Yosuke’nin gittiğini teyit ettikten sonra sağ elimde tuttuğum kağıdı açtım.
[Seni almaya geldim. Ne yapacağına kendin karar ver. Seni ön kapıda bekleyeceğim].
Hatta kibarca telefon numarasını da eklemişti.
Ne yapacağıma ben mi karar vereceğim? Bana bir seçenek sunuyorlarsa, gerçekten gitmeyi seçeceğimi mi düşündüler?
Notun ne kadar önemli olduğu belli değildi. Kesin olarak söyleyebileceğim tek şey, bunu bana veren kişinin Beyaz Oda ile bağlantılı olduğuydu.
Doğrudan güç kullanamayacaklarına ve bunu benim kararıma bırakacaklarına mı karar verdiler?
Ancak şu ana kadar başka bir adım atılmamış olmasının bu cümleyle bir ilgisi olabilir. Her iki durumda da, bu konuda endişelenmenin bir anlamı yoktu. Küçük kağıt parçasını yuvarladım, ağzıma attım ve yuttum. (ÇN: Afied)

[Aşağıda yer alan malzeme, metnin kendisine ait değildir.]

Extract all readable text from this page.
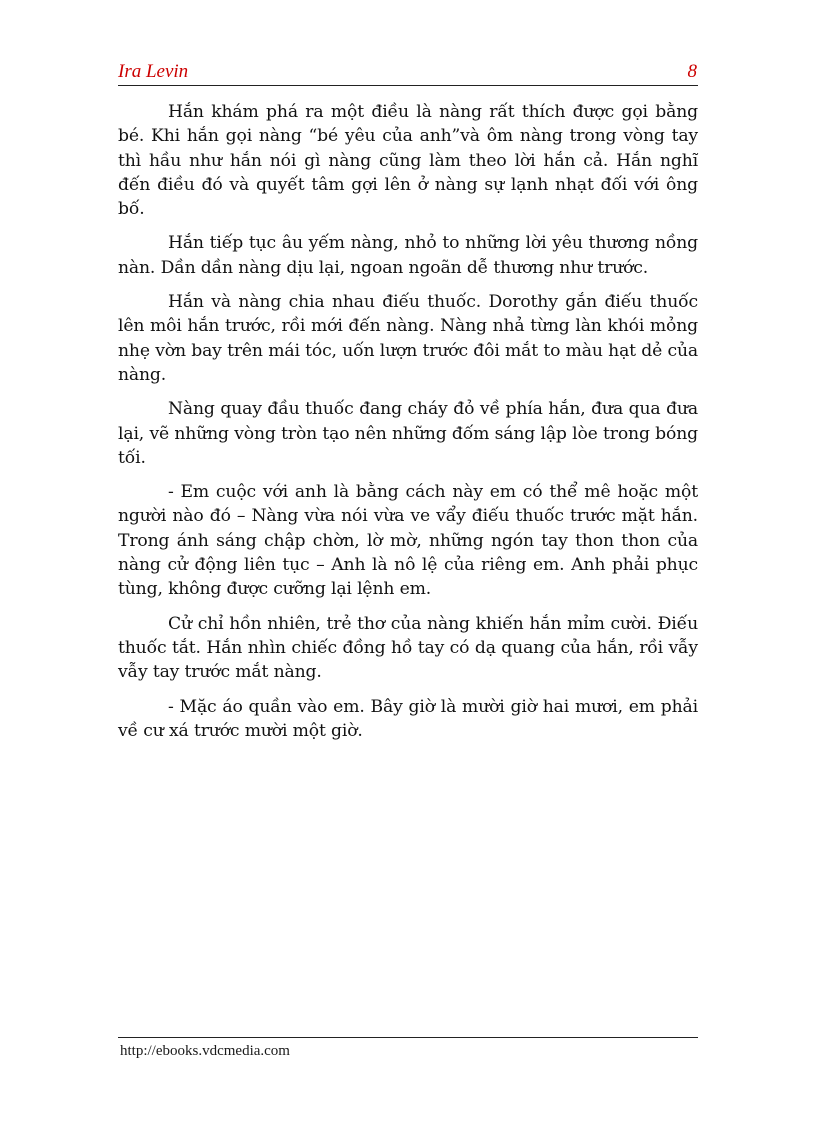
Ira Levin	8

Hắn khám phá ra một điều là nàng rất thích được gọi bằng bé. Khi hắn gọi nàng “bé yêu của anh”và ôm nàng trong vòng tay thì hầu như hắn nói gì nàng cũng làm theo lời hắn cả. Hắn nghĩ đến điều đó và quyết tâm gợi lên ở nàng sự lạnh nhạt đối với ông bố.

Hắn tiếp tục âu yếm nàng, nhỏ to những lời yêu thương nồng nàn. Dần dần nàng dịu lại, ngoan ngoãn dễ thương như trước.

Hắn và nàng chia nhau điếu thuốc. Dorothy gắn điếu thuốc lên môi hắn trước, rồi mới đến nàng. Nàng nhả từng làn khói mỏng nhẹ vờn bay trên mái tóc, uốn lượn trước đôi mắt to màu hạt dẻ của nàng.

Nàng quay đầu thuốc đang cháy đỏ về phía hắn, đưa qua đưa lại, vẽ những vòng tròn tạo nên những đốm sáng lập lòe trong bóng tối.

- Em cuộc với anh là bằng cách này em có thể mê hoặc một người nào đó – Nàng vừa nói vừa ve vẩy điếu thuốc trước mặt hắn. Trong ánh sáng chập chờn, lờ mờ, những ngón tay thon thon của nàng cử động liên tục – Anh là nô lệ của riêng em. Anh phải phục tùng, không được cưỡng lại lệnh em.

Cử chỉ hồn nhiên, trẻ thơ của nàng khiến hắn mỉm cười. Điếu thuốc tắt. Hắn nhìn chiếc đồng hồ tay có dạ quang của hắn, rồi vẫy vẫy tay trước mắt nàng.

- Mặc áo quần vào em. Bây giờ là mười giờ hai mươi, em phải về cư xá trước mười một giờ.

http://ebooks.vdcmedia.com
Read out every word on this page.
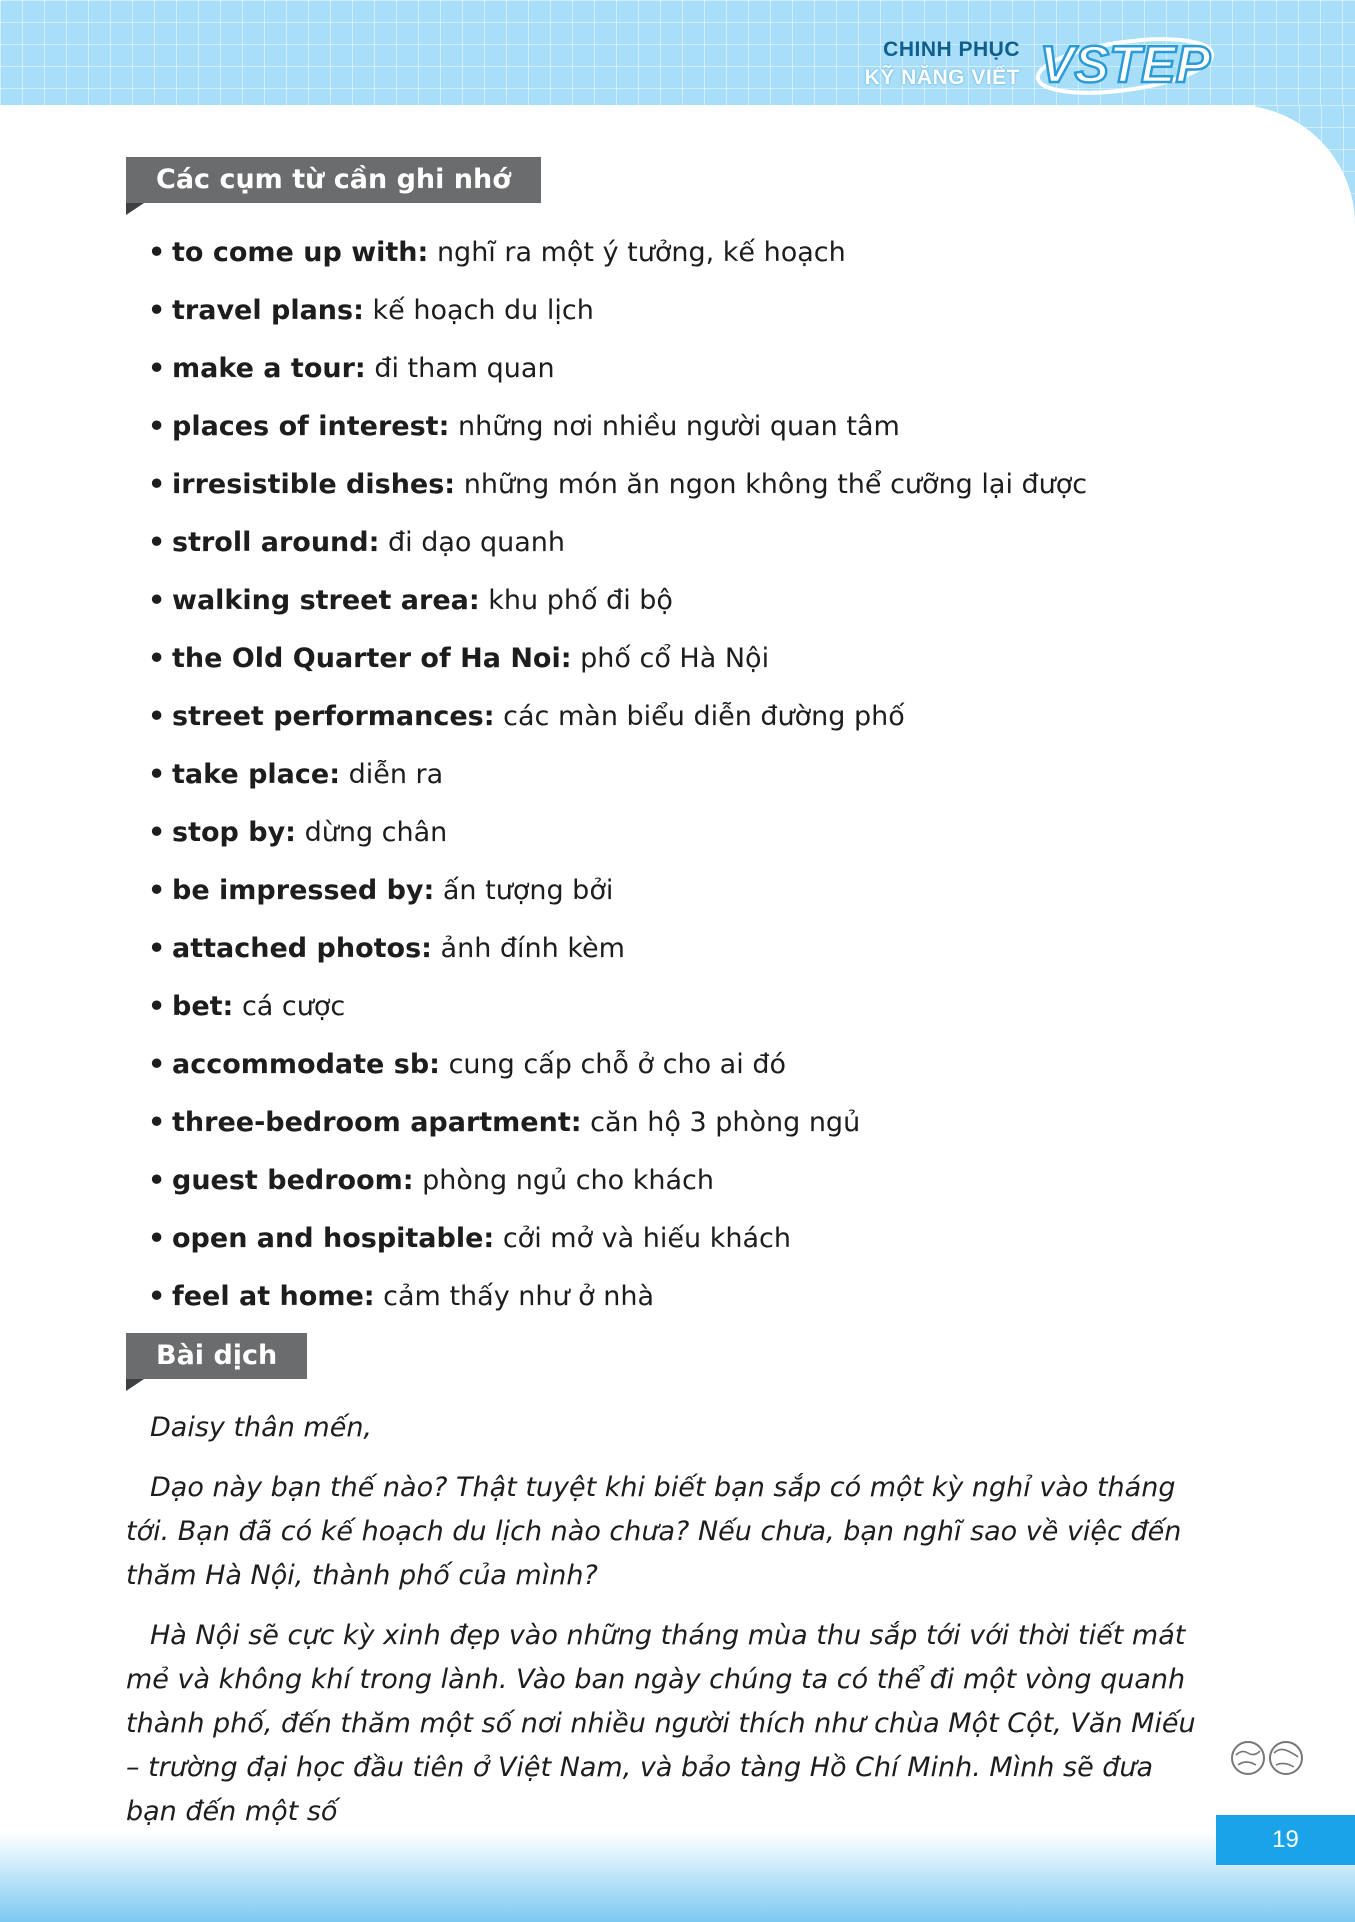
CHINH PHỤC
KỸ NĂNG VIẾT VSTEP
Các cụm từ cần ghi nhớ
• to come up with: nghĩ ra một ý tưởng, kế hoạch
• travel plans: kế hoạch du lịch
• make a tour: đi tham quan
• places of interest: những nơi nhiều người quan tâm
• irresistible dishes: những món ăn ngon không thể cưỡng lại được
• stroll around: đi dạo quanh
• walking street area: khu phố đi bộ
• the Old Quarter of Ha Noi: phố cổ Hà Nội
• street performances: các màn biểu diễn đường phố
• take place: diễn ra
• stop by: dừng chân
• be impressed by: ấn tượng bởi
• attached photos: ảnh đính kèm
• bet: cá cược
• accommodate sb: cung cấp chỗ ở cho ai đó
• three-bedroom apartment: căn hộ 3 phòng ngủ
• guest bedroom: phòng ngủ cho khách
• open and hospitable: cởi mở và hiếu khách
• feel at home: cảm thấy như ở nhà
Bài dịch

Daisy thân mến,

Dạo này bạn thế nào? Thật tuyệt khi biết bạn sắp có một kỳ nghỉ vào tháng tới. Bạn đã có kế hoạch du lịch nào chưa? Nếu chưa, bạn nghĩ sao về việc đến thăm Hà Nội, thành phố của mình?

Hà Nội sẽ cực kỳ xinh đẹp vào những tháng mùa thu sắp tới với thời tiết mát mẻ và không khí trong lành. Vào ban ngày chúng ta có thể đi một vòng quanh thành phố, đến thăm một số nơi nhiều người thích như chùa Một Cột, Văn Miếu – trường đại học đầu tiên ở Việt Nam, và bảo tàng Hồ Chí Minh. Mình sẽ đưa bạn đến một số

19
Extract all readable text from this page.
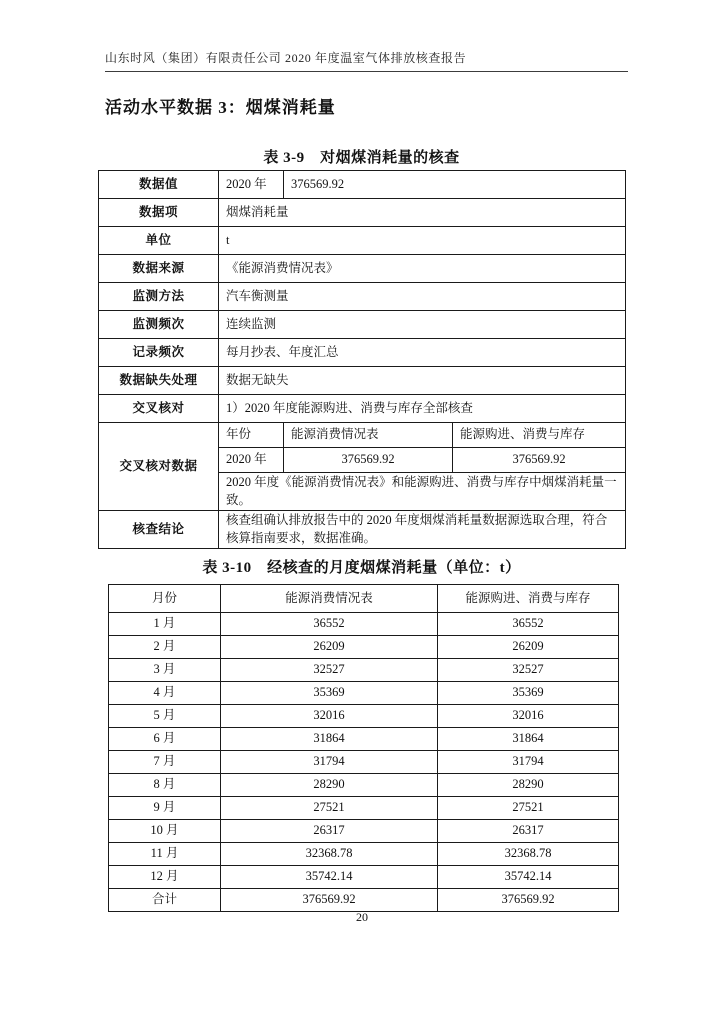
山东时风（集团）有限责任公司 2020 年度温室气体排放核查报告
活动水平数据 3：烟煤消耗量
表 3-9　对烟煤消耗量的核查
数据值	2020 年	376569.92	
数据项	烟煤消耗量		
单位	t		
数据来源	《能源消费情况表》		
监测方法	汽车衡测量		
监测频次	连续监测		
记录频次	每月抄表、年度汇总		
数据缺失处理	数据无缺失		
交叉核对	1）2020 年度能源购进、消费与库存全部核查		
交叉核对数据	年份	能源消费情况表	能源购进、消费与库存
	2020 年	376569.92	376569.92
	2020 年度《能源消费情况表》和能源购进、消费与库存中烟煤消耗量一致。		
核查结论	核查组确认排放报告中的 2020 年度烟煤消耗量数据源选取合理，符合核算指南要求，数据准确。		
表 3-10　经核查的月度烟煤消耗量（单位：t）
月份	能源消费情况表	能源购进、消费与库存
1 月	36552	36552
2 月	26209	26209
3 月	32527	32527
4 月	35369	35369
5 月	32016	32016
6 月	31864	31864
7 月	31794	31794
8 月	28290	28290
9 月	27521	27521
10 月	26317	26317
11 月	32368.78	32368.78
12 月	35742.14	35742.14
合计	376569.92	376569.92
20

Kağıt bitki olduğu için ana maddesi selüloz olduğundan insan vücudunda kağıdı parçalayacak enzimler yoktur, bu yüzden sindirilemez ve olduğu gibi dışarı atılır. ( :O )
Üçüncü bir şahsın bu notu alması bir sorun teşkil etmez, ancak benim elimde kalması kötü olur. Kötü bir durumda kalabileceğiniz bir festival olsaydı, daha sonra sorun çıkmaması için bunu hızlı ve kolay bir şekilde yapmak daha iyiydi.
Çeviri: Erdb.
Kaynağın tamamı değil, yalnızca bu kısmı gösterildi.